Li o livro Tonico. Não lembro o enredo, só de uma cena em que o porco de estimação do garoto, cujo nome dá título ao livro, vira o almoço de domingo da família. Quando ele descobre, passa mal e chora. Na época, foi um choque saber que meninos podem comer seus bichos de estimação, mesmo que eles não saibam disso. Fiquei imaginando como a leitura de Pedro deveria estar bem mais divertida que a minha.

Nada contra os livros como Tonico. Se ainda hoje lembro de algo dele após trinta anos, é porque teve sua importância na minha formação intelectual e emocional. Na verdade, este texto é a favor de livros legais aos olhos da criança e, pra mim, dos livros do Ziraldo, O menino maluquinho foi o mais marcante. 

Não é um livro espalhafatoso, com ilustrações em cores berrantes ou páginas que saltam aos olhos. O que havia nele era um traço único, uma história cativante, uma criatividade absurda. Até hoje, quando penso na descrição que Ziraldo fez do Menino, um sorriso aparece automaticamente no meu rosto. Talvez tenha sido uma das melhores já feitas na literatura infantil, quando a gente pensa em complemento entre o texto e a imagem. “Olho maior que a barriga”, “fogo no rabo”, “pernas que abraçam o mundo”: quando Ziraldo transforma as expressões populares numa representação gráfica literal, ele mergulha no imaginário infantil e o que se vê não é mais um menino, mas uma espécie de ser mágico. Crianças se divertem em ver no papel o que são, adultos se divertem em ver no papel o que foram.
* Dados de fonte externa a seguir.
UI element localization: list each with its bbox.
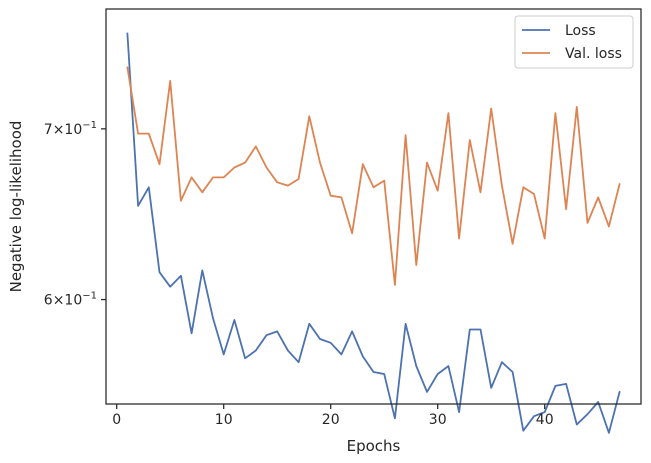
plot-frame: [105, 8, 642, 405]
legend-label-loss: Loss: [565, 23, 596, 39]
x-tick-label: 40: [536, 412, 554, 428]
y-tick-label: 6×10−1: [44, 291, 97, 309]
x-tick-label: 10: [215, 412, 233, 428]
series-line-val-loss: [126, 66, 621, 286]
y-tick-label: 7×10−1: [44, 120, 97, 138]
legend-box: [514, 15, 634, 69]
series-line-loss: [126, 32, 621, 434]
x-tick-label: 30: [429, 412, 447, 428]
x-axis-ticks: 0 10 20 30 40: [112, 404, 554, 428]
legend-label-val-loss: Val. loss: [565, 46, 622, 62]
x-axis-label: Epochs: [347, 437, 401, 455]
y-axis-ticks: 6×10−1 7×10−1: [44, 120, 106, 309]
legend: Loss Val. loss: [514, 15, 634, 69]
x-tick-label: 0: [112, 412, 121, 428]
x-tick-label: 20: [322, 412, 340, 428]
y-axis-label: Negative log-likelihood: [7, 121, 25, 293]
series-layer: [126, 32, 621, 434]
Li outros livros de Ziraldo, havia alguns deles na biblioteca da escola. Mas não li Flicts, outro livro bastante mencionado em posts de homenagens ao Ziraldo nas redes sociais. Lembro de ver o livro nas estantes da biblioteca, acho que o livro era um tanto quanto abstrato para a Sandra Milena da época. Vou procurar lê-lo assim que possível.

Com a morte do Ziraldo, morre um pouco da nossa genialidade, da nossa memória, da nossa ternura. Que seus livros continuem a inspirar novas gerações de leitores, assim como fizeram com a minha geração e a do Pedro da 3ª série, um menino meio maluquinho também.      

Obrigada Ziraldo.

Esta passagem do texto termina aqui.